In other words, even safety and liability are trumped by marketing.

I'm another who likes electricxxxxxxxxheated mattress pads. I find I can set the house thermostat 10F-15F lower with the heated pad compared with the same covers and clothing without the heated pad. However I choose to use it -- in thermal underwear under three down comforters, or in shorty PJs under a sheet -- this is a major improvement.

Edward

Reply to
Edward Reid

I love my heated mattress cover.

Hank

Reply to
Hank

That sounds like these Mr. Heater propane heaters that are used for camping shelters, ice fishing shanties, workshops and garages, and whatever...

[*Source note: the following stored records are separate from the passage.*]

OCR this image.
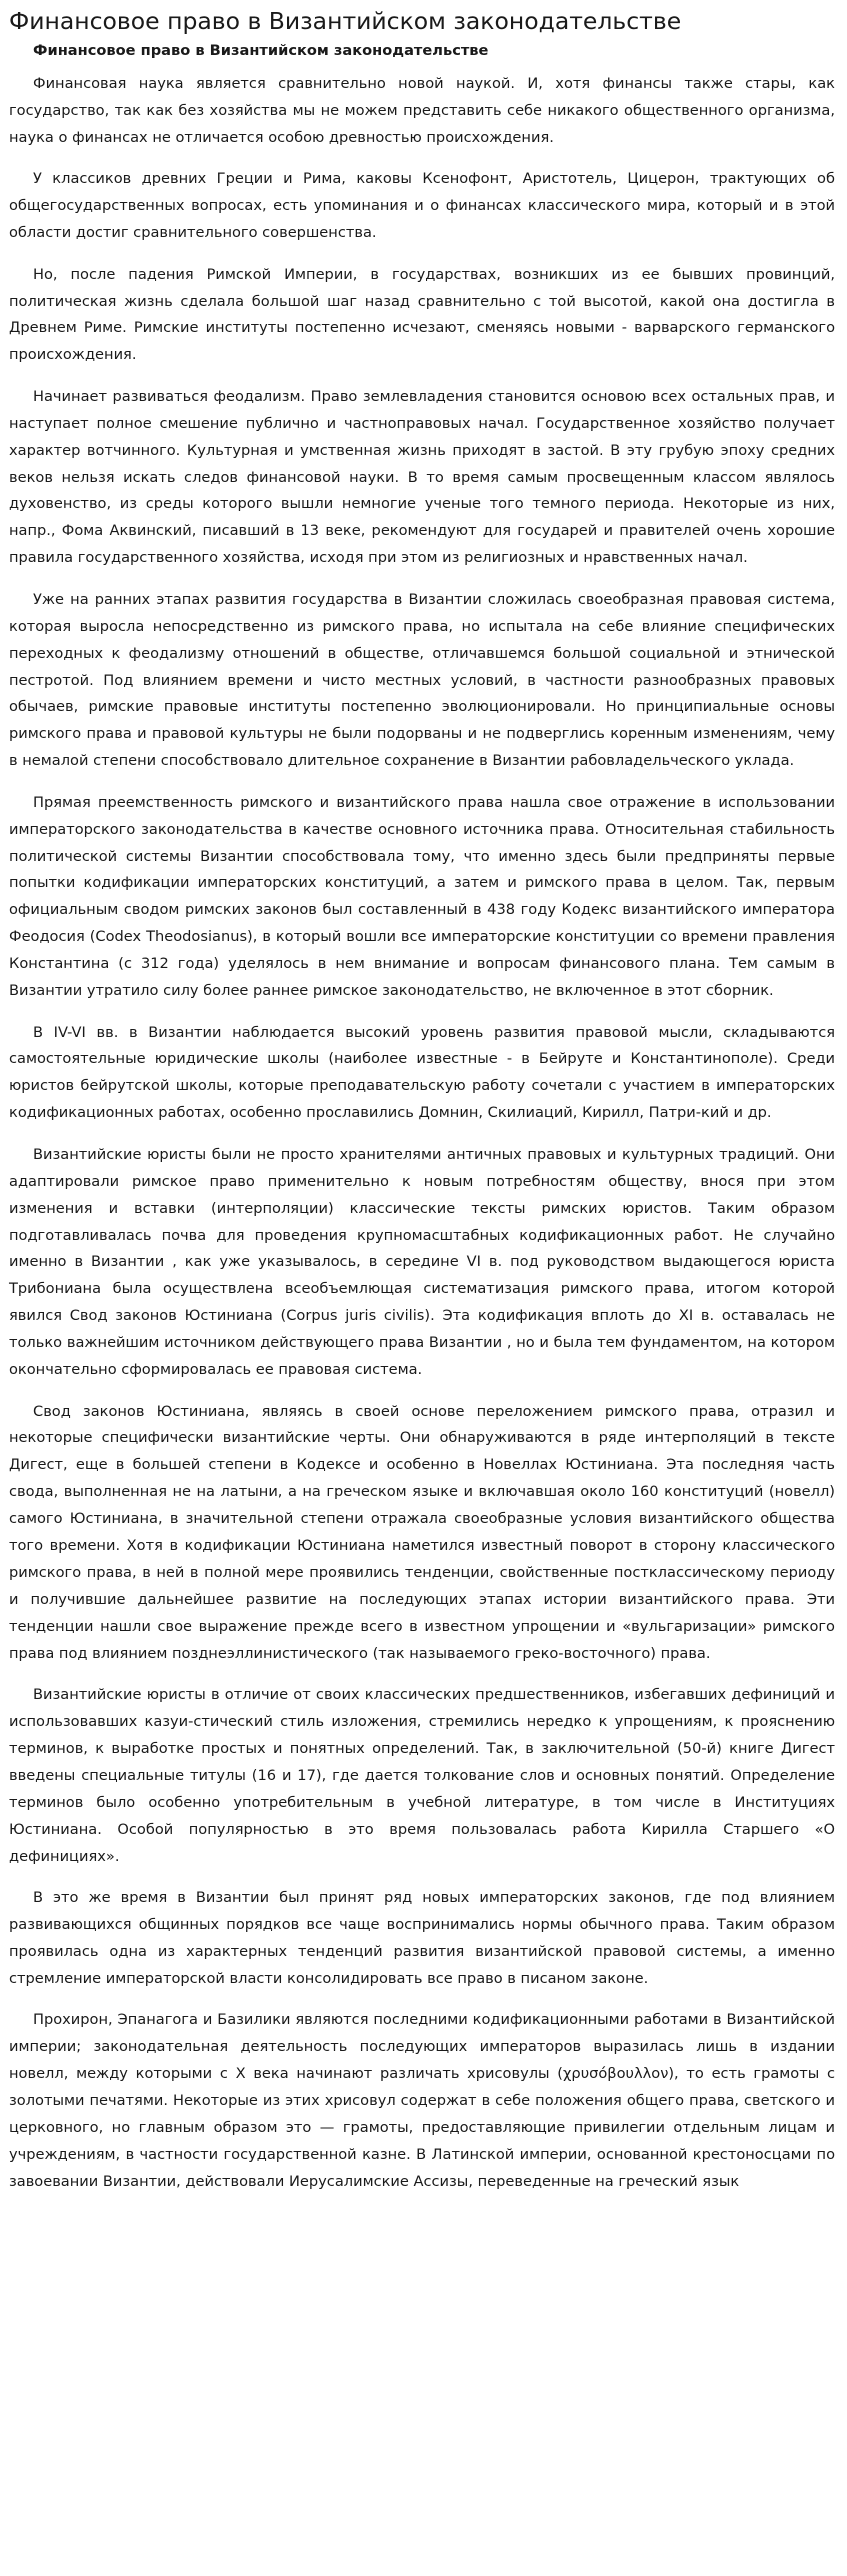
Финансовое право в Византийском законодательстве
Финансовое право в Византийском законодательстве

Финансовая наука является сравнительно новой наукой. И, хотя финансы также стары, как государство, так как без хозяйства мы не можем представить себе никакого общественного организма, наука о финансах не отличается особою древностью происхождения.

У классиков древних Греции и Рима, каковы Ксенофонт, Аристотель, Цицерон, трактующих об общегосударственных вопросах, есть упоминания и о финансах классического мира, который и в этой области достиг сравнительного совершенства.

Но, после падения Римской Империи, в государствах, возникших из ее бывших провинций, политическая жизнь сделала большой шаг назад сравнительно с той высотой, какой она достигла в Древнем Риме. Римские институты постепенно исчезают, сменяясь новыми - варварского германского происхождения.

Начинает развиваться феодализм. Право землевладения становится основою всех остальных прав, и наступает полное смешение публично и частноправовых начал. Государственное хозяйство получает характер вотчинного. Культурная и умственная жизнь приходят в застой. В эту грубую эпоху средних веков нельзя искать следов финансовой науки. В то время самым просвещенным классом являлось духовенство, из среды которого вышли немногие ученые того темного периода. Некоторые из них, напр., Фома Аквинский, писавший в 13 веке, рекомендуют для государей и правителей очень хорошие правила государственного хозяйства, исходя при этом из религиозных и нравственных начал.

Уже на ранних этапах развития государства в Византии сложилась своеобразная правовая система, которая выросла непосредственно из римского права, но испытала на себе влияние специфических переходных к феодализму отношений в обществе, отличавшемся большой социальной и этнической пестротой. Под влиянием времени и чисто местных условий, в частности разнообразных правовых обычаев, римские правовые институты постепенно эволюционировали. Но принципиальные основы римского права и правовой культуры не были подорваны и не подверглись коренным изменениям, чему в немалой степени способствовало длительное сохранение в Византии рабовладельческого уклада.

Прямая преемственность римского и византийского права нашла свое отражение в использовании императорского законодательства в качестве основного источника права. Относительная стабильность политической системы Византии способствовала тому, что именно здесь были предприняты первые попытки кодификации императорских конституций, а затем и римского права в целом. Так, первым официальным сводом римских законов был составленный в 438 году Кодекс византийского императора Феодосия (Codex Theodosianus), в который вошли все императорские конституции со времени правления Константина (с 312 года) уделялось в нем внимание и вопросам финансового плана. Тем самым в Византии утратило силу более раннее римское законодательство, не включенное в этот сборник.

В IV-VI вв. в Византии наблюдается высокий уровень развития правовой мысли, складываются самостоятельные юридические школы (наиболее известные - в Бейруте и Константинополе). Среди юристов бейрутской школы, которые преподавательскую работу сочетали с участием в императорских кодификационных работах, особенно прославились Домнин, Скилиаций, Кирилл, Патри-кий и др.

Византийские юристы были не просто хранителями античных правовых и культурных традиций. Они адаптировали римское право применительно к новым потребностям обществу, внося при этом изменения и вставки (интерполяции) классические тексты римских юристов. Таким образом подготавливалась почва для проведения крупномасштабных кодификационных работ. Не случайно именно в Византии , как уже указывалось, в середине VI в. под руководством выдающегося юриста Трибониана была осуществлена всеобъемлющая систематизация римского права, итогом которой явился Свод законов Юстиниана (Corpus juris civilis). Эта кодификация вплоть до XI в. оставалась не только важнейшим источником действующего права Византии , но и была тем фундаментом, на котором окончательно сформировалась ее правовая система.

Свод законов Юстиниана, являясь в своей основе переложением римского права, отразил и некоторые специфически византийские черты. Они обнаруживаются в ряде интерполяций в тексте Дигест, еще в большей степени в Кодексе и особенно в Новеллах Юстиниана. Эта последняя часть свода, выполненная не на латыни, а на греческом языке и включавшая около 160 конституций (новелл) самого Юстиниана, в значительной степени отражала своеобразные условия византийского общества того времени. Хотя в кодификации Юстиниана наметился известный поворот в сторону классического римского права, в ней в полной мере проявились тенденции, свойственные постклассическому периоду и получившие дальнейшее развитие на последующих этапах истории византийского права. Эти тенденции нашли свое выражение прежде всего в известном упрощении и «вульгаризации» римского права под влиянием позднеэллинистического (так называемого греко-восточного) права.

Византийские юристы в отличие от своих классических предшественников, избегавших дефиниций и использовавших казуи-стический стиль изложения, стремились нередко к упрощениям, к прояснению терминов, к выработке простых и понятных определений. Так, в заключительной (50-й) книге Дигест введены специальные титулы (16 и 17), где дается толкование слов и основных понятий. Определение терминов было особенно употребительным в учебной литературе, в том числе в Институциях Юстиниана. Особой популярностью в это время пользовалась работа Кирилла Старшего «О дефинициях».

В это же время в Византии был принят ряд новых императорских законов, где под влиянием развивающихся общинных порядков все чаще воспринимались нормы обычного права. Таким образом проявилась одна из характерных тенденций развития византийской правовой системы, а именно стремление императорской власти консолидировать все право в писаном законе.

Прохирон, Эпанагога и Базилики являются последними кодификационными работами в Византийской империи; законодательная деятельность последующих императоров выразилась лишь в издании новелл, между которыми с X века начинают различать хрисовулы (χρυσόβουλλον), то есть грамоты с золотыми печатями. Некоторые из этих хрисовул содержат в себе положения общего права, светского и церковного, но главным образом это — грамоты, предоставляющие привилегии отдельным лицам и учреждениям, в частности государственной казне. В Латинской империи, основанной крестоносцами по завоевании Византии, действовали Иерусалимские Ассизы, переведенные на греческий язык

They come with a tag that says "Do Not Use Indoors". Ummmmmmmm, there is only two options, Indoors and Outdoors. I can guarantee that even if you had 100 of them, they would NOT heat the OUTDOORS in any state or country. Even if everyone in the USA had one and lit it at the same time, outdoors, you would not end winter cold. So if you buy one, read the tag, and after you read the tag, toss the heater in the trash and save the tag, because you ONLY paid for the tag, since the heater is worthless.

Your other option is to ignore the stuid tag and use it indoors, but know how to provide fresh air to the shed or whatever it is. In other words, use it safely. The same is true for elec blankets and heating pads.

Those warnings are the way the company is REALLY saing "Were not responsible for anything that happens to you", because they know damn well the propane heaters WILL be used indoors and the elec blanket will be used as a blanket. Yes, people have died from propane heaters, and been burned as well as starting house fires from elec blankets. There are ways to use them. Learn how, but ignore the tags that tell you not to use it, or return it to the store unused.